Almost half of surveyed Russians say the recent U.S-Russia summit in Helsinki will do little to help the strained relationship between the two countries, according to a state-run poll released Monday.
Presidents Vladimir Putin and Donald Trump met in Helsinki last week for their first joint summit, after which the U.S. leader invited his counterpart to visit Washington this fall.
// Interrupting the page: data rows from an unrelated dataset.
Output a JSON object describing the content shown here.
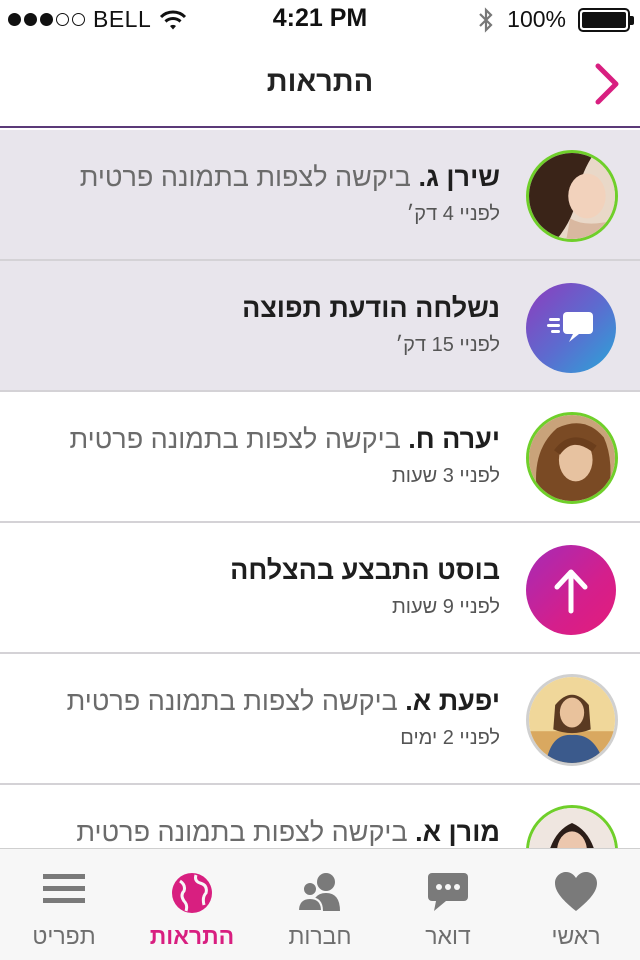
{
  "status_bar": {
    "carrier": "BELL",
    "time": "4:21 PM",
    "battery": "100%",
    "signal_strength": 3
  },
  "nav": {
    "title": "התראות",
    "back_icon": "chevron-right-icon"
  },
  "notifications": [
    {
      "name": "שירן ג.",
      "message": "ביקשה לצפות בתמונה פרטית",
      "time": "לפניי 4 דק׳",
      "unread": true,
      "avatar": "avatar-photo"
    },
    {
      "name": "",
      "message": "נשלחה הודעת תפוצה",
      "time": "לפניי 15 דק׳",
      "unread": true,
      "icon": "broadcast-message-icon"
    },
    {
      "name": "יערה ח.",
      "message": "ביקשה לצפות בתמונה פרטית",
      "time": "לפניי 3 שעות",
      "unread": false,
      "avatar": "avatar-photo"
    },
    {
      "name": "",
      "message": "בוסט התבצע בהצלחה",
      "time": "לפניי 9 שעות",
      "unread": false,
      "icon": "arrow-up-icon"
    },
    {
      "name": "יפעת א.",
      "message": "ביקשה לצפות בתמונה פרטית",
      "time": "לפניי 2 ימים",
      "unread": false,
      "avatar": "avatar-photo"
    },
    {
      "name": "מורן א.",
      "message": "ביקשה לצפות בתמונה פרטית",
      "time": "",
      "unread": false,
      "avatar": "avatar-photo"
    }
  ],
  "tabs": [
    {
      "label": "ראשי",
      "icon": "heart-icon",
      "active": false
    },
    {
      "label": "דואר",
      "icon": "chat-bubble-icon",
      "active": false
    },
    {
      "label": "חברות",
      "icon": "friends-icon",
      "active": false
    },
    {
      "label": "התראות",
      "icon": "globe-icon",
      "active": true
    },
    {
      "label": "תפריט",
      "icon": "menu-icon",
      "active": false
    }
  ],
  "colors": {
    "accent": "#d81f80",
    "online_ring": "#6fcf2a",
    "unread_row": "#e8e5ec",
    "nav_border": "#5b3a78"
  }
}
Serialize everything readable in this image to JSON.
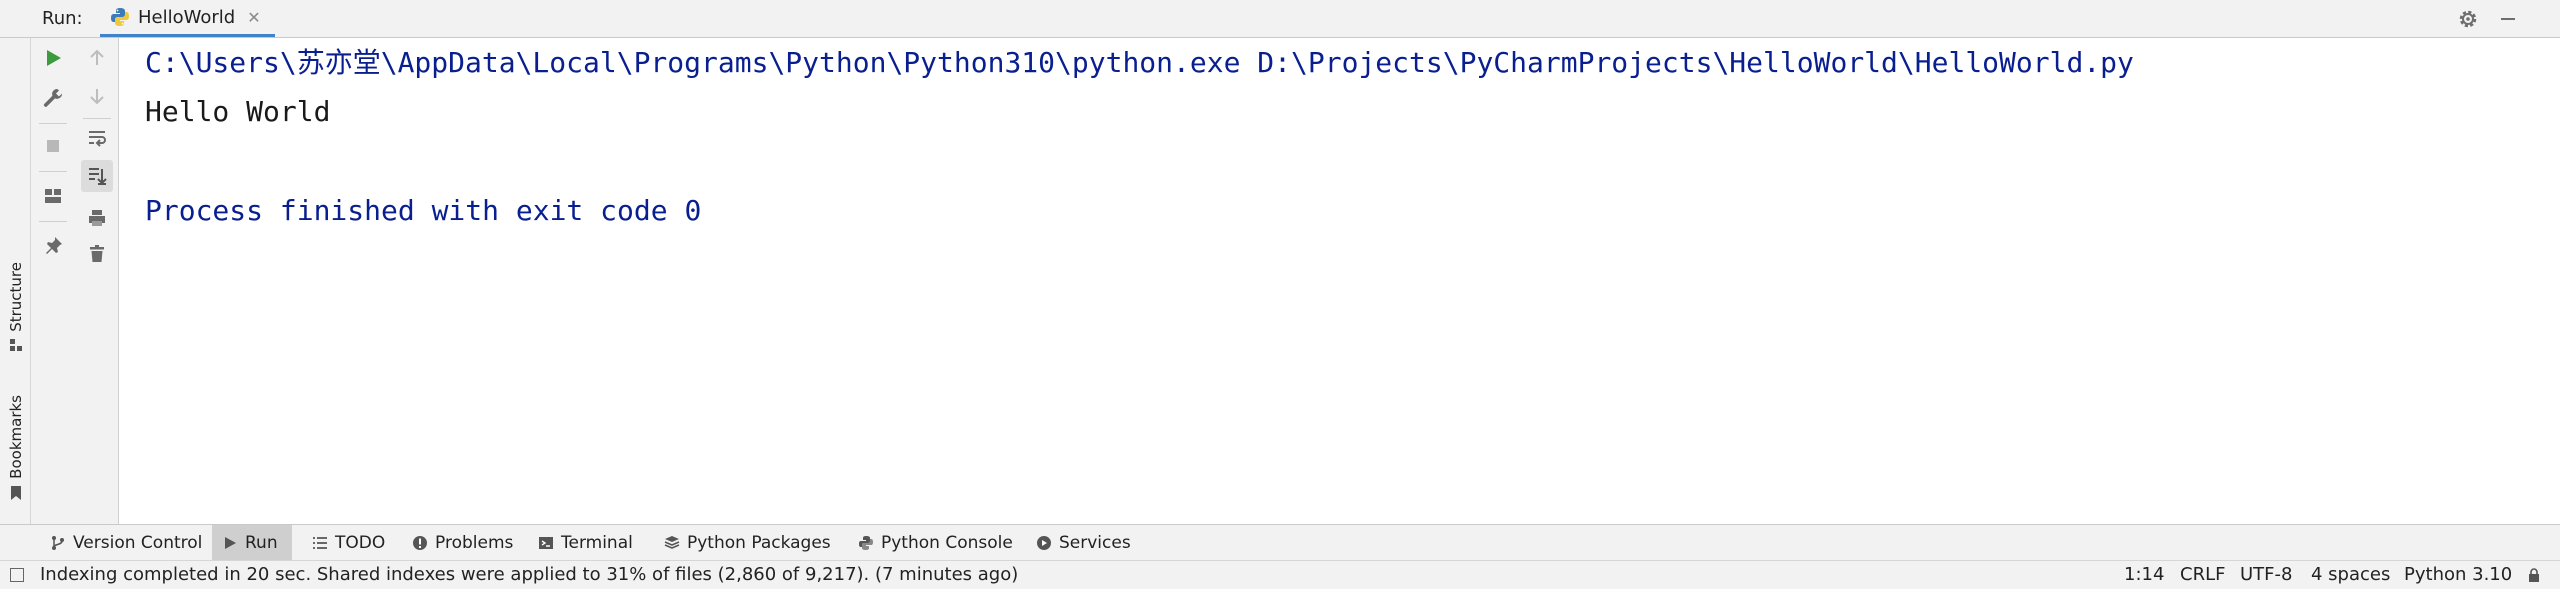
{
  "run_panel": {
    "label": "Run:",
    "tab_label": "HelloWorld"
  },
  "side_tabs": {
    "structure": "Structure",
    "bookmarks": "Bookmarks"
  },
  "console": {
    "command_line": "C:\\Users\\苏亦堂\\AppData\\Local\\Programs\\Python\\Python310\\python.exe D:\\Projects\\PyCharmProjects\\HelloWorld\\HelloWorld.py",
    "output_line": "Hello World",
    "exit_line": "Process finished with exit code 0"
  },
  "tool_windows": [
    {
      "label": "Version Control",
      "icon": "branch-icon"
    },
    {
      "label": "Run",
      "icon": "run-icon",
      "selected": true
    },
    {
      "label": "TODO",
      "icon": "list-icon"
    },
    {
      "label": "Problems",
      "icon": "problems-icon"
    },
    {
      "label": "Terminal",
      "icon": "terminal-icon"
    },
    {
      "label": "Python Packages",
      "icon": "packages-icon"
    },
    {
      "label": "Python Console",
      "icon": "python-console-icon"
    },
    {
      "label": "Services",
      "icon": "services-icon"
    }
  ],
  "status_bar": {
    "message": "Indexing completed in 20 sec. Shared indexes were applied to 31% of files (2,860 of 9,217). (7 minutes ago)",
    "caret_position": "1:14",
    "line_separator": "CRLF",
    "encoding": "UTF-8",
    "indent": "4 spaces",
    "interpreter": "Python 3.10"
  },
  "colors": {
    "run_green": "#3c9b3c",
    "console_blue": "#0a1f8f",
    "tab_underline": "#4083c9"
  }
}
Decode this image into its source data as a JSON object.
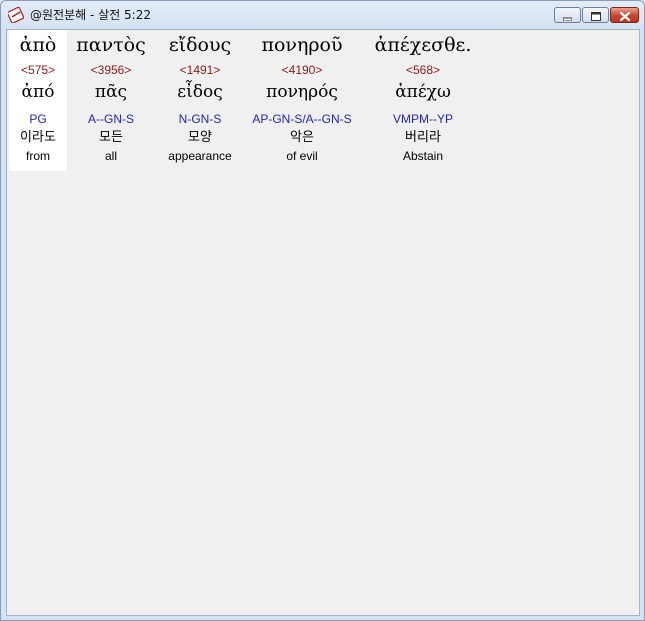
{
  "window": {
    "title": "@원전분해 - 살전 5:22",
    "buttons": {
      "minimize": "minimize",
      "maximize": "maximize",
      "close": "close"
    }
  },
  "words": [
    {
      "greek": "ἀπὸ",
      "strong": "<575>",
      "lemma": "ἀπό",
      "parse": "PG",
      "korean": "이라도",
      "english": "from",
      "selected": true
    },
    {
      "greek": "παντὸς",
      "strong": "<3956>",
      "lemma": "πᾶς",
      "parse": "A--GN-S",
      "korean": "모든",
      "english": "all",
      "selected": false
    },
    {
      "greek": "εἴδους",
      "strong": "<1491>",
      "lemma": "εἶδος",
      "parse": "N-GN-S",
      "korean": "모양",
      "english": "appearance",
      "selected": false
    },
    {
      "greek": "πονηροῦ",
      "strong": "<4190>",
      "lemma": "πονηρός",
      "parse": "AP-GN-S/A--GN-S",
      "korean": "악은",
      "english": "of evil",
      "selected": false
    },
    {
      "greek": "ἀπέχεσθε.",
      "strong": "<568>",
      "lemma": "ἀπέχω",
      "parse": "VMPM--YP",
      "korean": "버리라",
      "english": "Abstain",
      "selected": false
    }
  ],
  "colors": {
    "strong_number": "#8b1a1a",
    "parse_code": "#2626a8",
    "selected_background": "#ffffff",
    "client_background": "#f0f0f0"
  }
}
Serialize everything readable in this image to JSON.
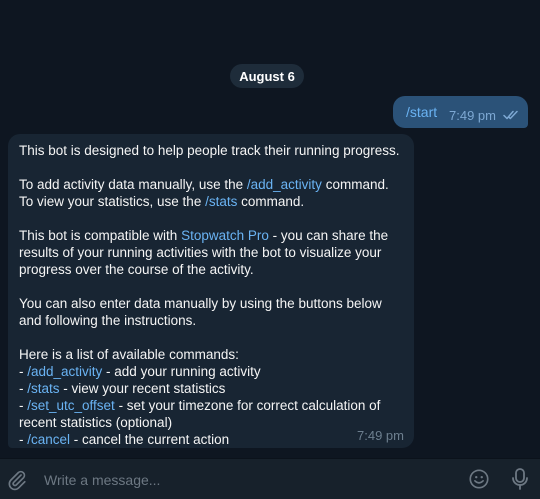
{
  "chat": {
    "date_label": "August 6",
    "outgoing": {
      "text": "/start",
      "time": "7:49 pm",
      "status_icon": "double-check-icon"
    },
    "incoming": {
      "p1": "This bot is designed to help people track their running progress.",
      "p2_a": "To add activity data manually, use the ",
      "p2_cmd1": "/add_activity",
      "p2_b": " command. To view your statistics, use the ",
      "p2_cmd2": "/stats",
      "p2_c": " command.",
      "p3_a": "This bot is compatible with ",
      "p3_link": "Stopwatch Pro",
      "p3_b": " - you can share the results of your running activities with the bot to visualize your progress over the course of the activity.",
      "p4": "You can also enter data manually by using the buttons below and following the instructions.",
      "p5_title": "Here is a list of available commands:",
      "commands": [
        {
          "prefix": "- ",
          "cmd": "/add_activity",
          "desc": " - add your running activity"
        },
        {
          "prefix": "- ",
          "cmd": "/stats",
          "desc": " - view your recent statistics"
        },
        {
          "prefix": "- ",
          "cmd": "/set_utc_offset",
          "desc": " - set your timezone for correct calculation of recent statistics (optional)"
        },
        {
          "prefix": "- ",
          "cmd": "/cancel",
          "desc": " - cancel the current action"
        }
      ],
      "time": "7:49 pm"
    }
  },
  "composer": {
    "placeholder": "Write a message...",
    "attach_icon": "paperclip-icon",
    "emoji_icon": "emoji-icon",
    "mic_icon": "microphone-icon"
  },
  "colors": {
    "background": "#0e1621",
    "incoming_bubble": "#182533",
    "outgoing_bubble": "#2b5278",
    "link": "#6ab3f3",
    "composer": "#17212b"
  }
}
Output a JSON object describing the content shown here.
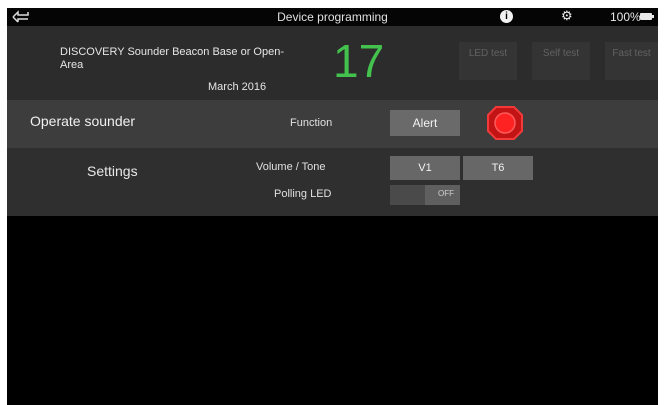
{
  "header": {
    "title": "Device programming",
    "info_icon_glyph": "i",
    "battery": "100%"
  },
  "device": {
    "name": "DISCOVERY Sounder Beacon Base or Open-Area",
    "date": "March 2016",
    "address": "17",
    "address_color": "#43c34e",
    "buttons": {
      "led_test": "LED test",
      "self_test": "Self test",
      "fast_test": "Fast test"
    }
  },
  "operate": {
    "label": "Operate sounder",
    "function_label": "Function",
    "function_value": "Alert",
    "indicator_color": "#e51c1c"
  },
  "settings": {
    "label": "Settings",
    "volume_label": "Volume / Tone",
    "volume_value": "V1",
    "tone_value": "T6",
    "polling_label": "Polling LED",
    "polling_value": "OFF"
  }
}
Ahead of the summit, 52 percent of Russians told the state-run VTsIOM polling agency that they believed the political meeting would fail to improve bilateral ties.
Forty-eight percent of Russians surveyed two days after Putin sat down with Trump at the summit said they expected U.S.-Russia relations to stay the same, while 38 percent said they were optimistic about an improved relationship.
An overwhelming majority of respondents agreed with the assessment that the U.S. is an “aggressive” country that “meddles in the affairs of other states” and “isn’t trustworthy.”
Despite their negative assessment of America as a whole, at least half of the survey's participants said Russia and the U.S. should step up political, economic, security and cultural ties.
“Russians today look at the prospects of overcoming the conflict with the West very realistically, without exaggerated expectations,” the head of VTsIOM, Valery Fyodorov, said in a press release.
Meanwhile, the pollster’s year-on-year assessment showed a 28-point slide in how its respondents perceived the state of Russia-U.S. relations.
VTsIOM conducted the poll by phone among 1,600 Russians on July 18.